Die Parteien streiten auch zweitinstanzlich noch um die Zahlung einer Abfindung.

Die Klägerin war bei der Beklagten, einer Körperschaft des öffentlichen Rechts im Bereich der Evangelischen Kirche in Hessen und Nassau (künftig: EKHN), aufgrund schriftlichen Dienstvertrags vom 30. Juni 1997 ab dem 1. Juli 1997 bis zum 31. Januar 2014 als Leiterin einer Kindertagesstätte beschäftigt.

Wegen des erstinstanzlichen Parteivorbringens, ihrer Anträge, des vom Arbeitsgericht festgestellten Sachverhalts und des arbeitsgerichtlichen Verfahrens wird auf den Tatbestand des angefochtenen Urteils verwiesen.
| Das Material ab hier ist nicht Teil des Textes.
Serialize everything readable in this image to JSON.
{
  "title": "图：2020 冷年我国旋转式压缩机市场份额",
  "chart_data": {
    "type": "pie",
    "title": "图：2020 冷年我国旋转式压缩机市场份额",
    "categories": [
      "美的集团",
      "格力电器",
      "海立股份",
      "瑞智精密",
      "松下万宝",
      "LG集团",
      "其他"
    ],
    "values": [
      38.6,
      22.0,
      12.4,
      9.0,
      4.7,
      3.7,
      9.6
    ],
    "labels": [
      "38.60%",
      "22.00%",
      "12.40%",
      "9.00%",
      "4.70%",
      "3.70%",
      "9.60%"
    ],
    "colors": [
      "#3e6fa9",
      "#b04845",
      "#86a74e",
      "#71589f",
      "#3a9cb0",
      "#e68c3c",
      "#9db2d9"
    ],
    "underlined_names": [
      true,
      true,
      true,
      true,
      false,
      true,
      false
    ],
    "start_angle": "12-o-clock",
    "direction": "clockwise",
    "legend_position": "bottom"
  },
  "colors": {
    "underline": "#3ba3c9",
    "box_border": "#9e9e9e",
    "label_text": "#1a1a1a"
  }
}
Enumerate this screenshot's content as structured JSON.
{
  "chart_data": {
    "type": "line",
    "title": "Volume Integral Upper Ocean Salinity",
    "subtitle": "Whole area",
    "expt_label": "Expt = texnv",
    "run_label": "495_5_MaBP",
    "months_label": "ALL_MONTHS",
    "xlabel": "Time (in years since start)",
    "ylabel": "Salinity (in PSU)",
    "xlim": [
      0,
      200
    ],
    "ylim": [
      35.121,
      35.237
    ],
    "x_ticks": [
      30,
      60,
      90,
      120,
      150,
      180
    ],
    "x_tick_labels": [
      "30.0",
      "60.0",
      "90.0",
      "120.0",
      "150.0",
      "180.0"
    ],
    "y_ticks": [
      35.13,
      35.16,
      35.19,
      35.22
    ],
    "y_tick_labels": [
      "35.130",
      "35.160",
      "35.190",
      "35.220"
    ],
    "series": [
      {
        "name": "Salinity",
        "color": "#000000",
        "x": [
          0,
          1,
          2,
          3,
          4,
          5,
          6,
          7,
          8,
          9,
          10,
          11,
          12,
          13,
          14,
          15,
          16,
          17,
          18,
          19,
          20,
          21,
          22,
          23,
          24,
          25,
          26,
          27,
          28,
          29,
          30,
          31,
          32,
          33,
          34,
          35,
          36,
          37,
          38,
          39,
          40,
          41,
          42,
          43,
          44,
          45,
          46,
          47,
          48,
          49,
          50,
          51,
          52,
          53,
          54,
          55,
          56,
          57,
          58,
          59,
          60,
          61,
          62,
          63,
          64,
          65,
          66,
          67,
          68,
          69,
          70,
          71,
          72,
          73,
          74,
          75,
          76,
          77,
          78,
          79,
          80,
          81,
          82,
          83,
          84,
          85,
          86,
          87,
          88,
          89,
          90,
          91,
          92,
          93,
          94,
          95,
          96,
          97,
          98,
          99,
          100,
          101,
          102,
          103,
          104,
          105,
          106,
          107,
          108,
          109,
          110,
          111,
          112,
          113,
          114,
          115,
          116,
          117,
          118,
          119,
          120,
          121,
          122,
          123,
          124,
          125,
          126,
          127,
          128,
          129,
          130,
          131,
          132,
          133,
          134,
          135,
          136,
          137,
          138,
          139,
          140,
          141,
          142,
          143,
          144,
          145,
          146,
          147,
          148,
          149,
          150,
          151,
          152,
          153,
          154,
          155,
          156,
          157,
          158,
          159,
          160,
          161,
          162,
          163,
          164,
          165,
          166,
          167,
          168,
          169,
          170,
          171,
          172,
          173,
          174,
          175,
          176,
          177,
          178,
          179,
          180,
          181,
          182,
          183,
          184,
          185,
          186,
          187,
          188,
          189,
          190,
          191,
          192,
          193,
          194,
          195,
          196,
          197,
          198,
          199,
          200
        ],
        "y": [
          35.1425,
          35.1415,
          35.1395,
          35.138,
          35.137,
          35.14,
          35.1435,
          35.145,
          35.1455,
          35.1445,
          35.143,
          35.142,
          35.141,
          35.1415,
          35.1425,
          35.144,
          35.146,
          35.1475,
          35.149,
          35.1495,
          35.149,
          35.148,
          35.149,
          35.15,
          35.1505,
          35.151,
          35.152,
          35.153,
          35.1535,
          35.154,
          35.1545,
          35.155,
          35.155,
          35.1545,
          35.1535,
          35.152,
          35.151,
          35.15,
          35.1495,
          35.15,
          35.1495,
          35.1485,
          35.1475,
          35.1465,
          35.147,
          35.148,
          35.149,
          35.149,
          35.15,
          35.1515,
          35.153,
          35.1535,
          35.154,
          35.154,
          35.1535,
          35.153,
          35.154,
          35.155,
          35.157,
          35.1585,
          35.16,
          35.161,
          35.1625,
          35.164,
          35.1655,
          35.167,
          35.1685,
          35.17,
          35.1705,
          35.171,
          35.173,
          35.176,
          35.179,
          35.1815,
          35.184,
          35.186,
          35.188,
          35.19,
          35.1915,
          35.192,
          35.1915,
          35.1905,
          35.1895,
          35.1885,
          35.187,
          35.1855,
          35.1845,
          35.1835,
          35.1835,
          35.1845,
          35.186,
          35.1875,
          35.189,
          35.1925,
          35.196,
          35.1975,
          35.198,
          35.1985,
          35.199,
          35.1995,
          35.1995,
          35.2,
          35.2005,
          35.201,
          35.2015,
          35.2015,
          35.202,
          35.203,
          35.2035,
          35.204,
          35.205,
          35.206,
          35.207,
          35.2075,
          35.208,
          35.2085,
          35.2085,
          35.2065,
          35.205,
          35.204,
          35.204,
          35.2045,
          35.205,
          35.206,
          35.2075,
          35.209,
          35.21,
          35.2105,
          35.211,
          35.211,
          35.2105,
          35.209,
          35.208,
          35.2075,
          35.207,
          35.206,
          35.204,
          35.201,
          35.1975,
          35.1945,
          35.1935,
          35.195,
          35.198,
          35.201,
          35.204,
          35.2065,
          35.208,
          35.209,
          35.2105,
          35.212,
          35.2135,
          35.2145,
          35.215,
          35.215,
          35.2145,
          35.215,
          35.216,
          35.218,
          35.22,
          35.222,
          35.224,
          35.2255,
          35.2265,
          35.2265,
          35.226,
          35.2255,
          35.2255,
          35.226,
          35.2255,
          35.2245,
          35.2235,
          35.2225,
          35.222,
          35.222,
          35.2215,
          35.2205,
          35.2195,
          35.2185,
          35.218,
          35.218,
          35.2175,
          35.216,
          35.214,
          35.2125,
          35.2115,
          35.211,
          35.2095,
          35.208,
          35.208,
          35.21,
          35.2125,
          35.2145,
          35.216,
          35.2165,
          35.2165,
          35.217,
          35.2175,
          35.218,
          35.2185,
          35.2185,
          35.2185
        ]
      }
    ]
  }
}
Das Arbeitsgericht Darmstadt hat der Klage stattgegeben. Es hat einen Anspruch der Klägerin nach § 1a KSchG als gegeben angesehen und angenommen, die Voraussetzungen des § 1a KSchG lägen vor. Die Beklagte sei, da die Klägerin dem Übergang ihres Arbeitsverhältnisses auf die A gGmbH nach § 613a BGB widersprochen habe, passiv legitimiert. Entgegen der Auffassung der Beklagten sei das Abfindungsverlangen der Klägerin auch nicht treuwidrig. Es liege kein widersprüchliches Verhalten der Klägerin vor. Diese habe weder gegen die Beklagte noch gegen deren Rechtsnachfolger einen Weiterbeschäftigungsanspruch geltend gemacht oder sich auf die Unwirksamkeit der ausgesprochenen Kündigung berufen und insofern auch kein begründetes Vertrauen der Beklagten enttäuscht. Treuwidriges Verhalten folge auch nicht daraus, dass die Klägerin die Abfindung fordere, obgleich sie übergangslos ein neues Arbeitsverhältnis mit der Evangelischen Kirchengemeinde B eingegangen sei, die ebenfalls zur EKHN gehört. Arbeitgeber der Klägerin sei gerade nicht die EKHN, sondern die Beklagte, die ebenso wie die neue Arbeitgeberin der Klägerin, die Evangelische Kirchengemeinde B, als Körperschaft des öffentlichen Rechts ein eigenständiger Rechtsträger sei. Wenn die Beklagte die Vorteile der rechtlichen Selbstständigkeit in Anspruch nehme, könne sie nicht deren Nachteile als treuwidrig ansehen.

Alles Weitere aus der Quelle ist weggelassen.